Immunoinformatics approach of epitope prediction for SARS-CoV-2.

BACKGROUND: The novel coronavirus (SARS-CoV-2) caused lethal infections worldwide during an unprecedented pandemic. Identification of the candidate viral epitopes is the first step in the design of vaccines against the viral infection. Several immunoinformatic approaches were employed to identify the SARS-CoV-2 epitopes that bind specifically with the major histocompatibility molecules class I (MHC-I). We utilized immunoinformatic tools to analyze the whole viral protein sequences, to identify the SARS-CoV-2 epitopes responsible for binding to the most frequent human leukocyte antigen (HLA) alleles in the Egyptian population. These alleles were also found with high frequency in other populations worldwide. RESULTS: Molecular docking approach showed that using the co-crystallized MHC-I and T cell receptor (TCR) instead of using MHC-I structure only, significantly enhanced docking scores and stabilized the conformation, as well as the binding affinity of the identified SARS-CoV-2 epitopes. Our approach directly predicts 7 potential vaccine subunits from the available SARS-CoV-2 spike and ORF1ab protein sequence.
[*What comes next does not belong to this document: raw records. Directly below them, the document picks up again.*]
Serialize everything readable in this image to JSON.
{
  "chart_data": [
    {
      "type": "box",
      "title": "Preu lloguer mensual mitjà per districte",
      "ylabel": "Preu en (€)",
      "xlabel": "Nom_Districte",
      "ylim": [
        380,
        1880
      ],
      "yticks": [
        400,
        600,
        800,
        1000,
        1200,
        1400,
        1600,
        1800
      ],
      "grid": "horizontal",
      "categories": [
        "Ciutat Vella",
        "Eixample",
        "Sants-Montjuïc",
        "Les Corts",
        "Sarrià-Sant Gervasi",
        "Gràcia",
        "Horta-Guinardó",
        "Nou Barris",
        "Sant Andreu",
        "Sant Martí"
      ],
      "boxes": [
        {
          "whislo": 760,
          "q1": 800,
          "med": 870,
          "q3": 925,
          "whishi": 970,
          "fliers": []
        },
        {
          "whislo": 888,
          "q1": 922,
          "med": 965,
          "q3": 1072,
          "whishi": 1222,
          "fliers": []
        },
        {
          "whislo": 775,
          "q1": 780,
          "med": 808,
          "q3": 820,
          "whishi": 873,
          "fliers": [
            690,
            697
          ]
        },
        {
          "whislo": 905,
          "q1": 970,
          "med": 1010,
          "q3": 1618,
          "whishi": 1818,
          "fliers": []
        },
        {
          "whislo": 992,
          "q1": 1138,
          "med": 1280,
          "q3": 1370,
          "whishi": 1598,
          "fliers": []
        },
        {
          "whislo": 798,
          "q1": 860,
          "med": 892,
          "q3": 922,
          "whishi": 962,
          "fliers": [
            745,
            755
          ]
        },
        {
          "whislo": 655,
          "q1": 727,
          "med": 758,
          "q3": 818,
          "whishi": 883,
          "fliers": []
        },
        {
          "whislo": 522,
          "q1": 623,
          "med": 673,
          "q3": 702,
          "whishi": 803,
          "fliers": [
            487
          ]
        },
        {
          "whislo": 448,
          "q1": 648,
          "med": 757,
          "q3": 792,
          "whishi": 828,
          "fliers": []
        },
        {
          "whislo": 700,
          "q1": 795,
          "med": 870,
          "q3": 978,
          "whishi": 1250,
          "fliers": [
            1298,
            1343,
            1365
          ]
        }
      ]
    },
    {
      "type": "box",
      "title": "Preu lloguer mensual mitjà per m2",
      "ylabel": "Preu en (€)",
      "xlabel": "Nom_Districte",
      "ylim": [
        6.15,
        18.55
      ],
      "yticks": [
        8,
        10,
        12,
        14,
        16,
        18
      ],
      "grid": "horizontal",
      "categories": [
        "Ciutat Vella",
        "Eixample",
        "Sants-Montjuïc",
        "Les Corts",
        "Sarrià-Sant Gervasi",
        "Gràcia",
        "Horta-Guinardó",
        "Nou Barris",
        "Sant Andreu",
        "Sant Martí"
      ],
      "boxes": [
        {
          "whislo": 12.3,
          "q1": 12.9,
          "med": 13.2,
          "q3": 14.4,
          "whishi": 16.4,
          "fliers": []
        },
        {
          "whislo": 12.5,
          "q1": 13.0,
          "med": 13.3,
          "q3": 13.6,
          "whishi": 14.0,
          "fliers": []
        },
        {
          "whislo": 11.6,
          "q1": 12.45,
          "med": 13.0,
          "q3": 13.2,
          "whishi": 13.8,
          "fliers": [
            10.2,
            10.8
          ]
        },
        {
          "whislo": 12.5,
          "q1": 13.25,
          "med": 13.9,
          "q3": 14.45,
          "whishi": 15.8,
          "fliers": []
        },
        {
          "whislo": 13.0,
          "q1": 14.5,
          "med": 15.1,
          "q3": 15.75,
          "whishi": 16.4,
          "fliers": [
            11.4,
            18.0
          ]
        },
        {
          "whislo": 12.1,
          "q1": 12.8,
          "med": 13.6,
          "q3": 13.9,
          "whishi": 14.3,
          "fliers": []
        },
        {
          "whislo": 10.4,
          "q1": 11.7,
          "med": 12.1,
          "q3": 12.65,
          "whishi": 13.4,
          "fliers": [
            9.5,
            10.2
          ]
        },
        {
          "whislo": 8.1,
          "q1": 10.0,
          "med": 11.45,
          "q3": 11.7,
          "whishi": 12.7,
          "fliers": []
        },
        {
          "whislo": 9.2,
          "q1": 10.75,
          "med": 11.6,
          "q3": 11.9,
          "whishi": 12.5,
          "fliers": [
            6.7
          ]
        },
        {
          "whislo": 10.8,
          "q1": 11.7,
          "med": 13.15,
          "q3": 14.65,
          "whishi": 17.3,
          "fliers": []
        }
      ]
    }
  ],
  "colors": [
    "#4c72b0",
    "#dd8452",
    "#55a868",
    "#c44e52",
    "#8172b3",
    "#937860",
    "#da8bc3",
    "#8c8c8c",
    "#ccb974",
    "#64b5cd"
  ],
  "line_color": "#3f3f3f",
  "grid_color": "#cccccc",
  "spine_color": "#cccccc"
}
This prediction has been confirmed by published experimentally validated and in silico predicted spike epitope. On the other hand, we predicted novel epitopes (RDLPQGFSA and FCLEASFNY) showing high docking scores and antigenicity response with both MHC-I and TCR. Moreover, antigenicity, allergenicity, toxicity, and physicochemical properties of the predicted SARS-CoV-2 epitopes were evaluated via state-of-the-art bioinformatic approaches, showing high efficacy of the proposed epitopes as a vaccine candidate. CONCLUSION: Our predicted SARS-CoV-2 epitopes can facilitate vaccine development to enhance the immunogenicity against SARS-CoV-2 and provide supportive data for further experimental validation. Our proposed molecular docking approach of exploiting both MHC and TCR structures can be used to identify potential epitopes for most microbial pathogens, provided the crystal structure of MHC co-crystallized with TCR.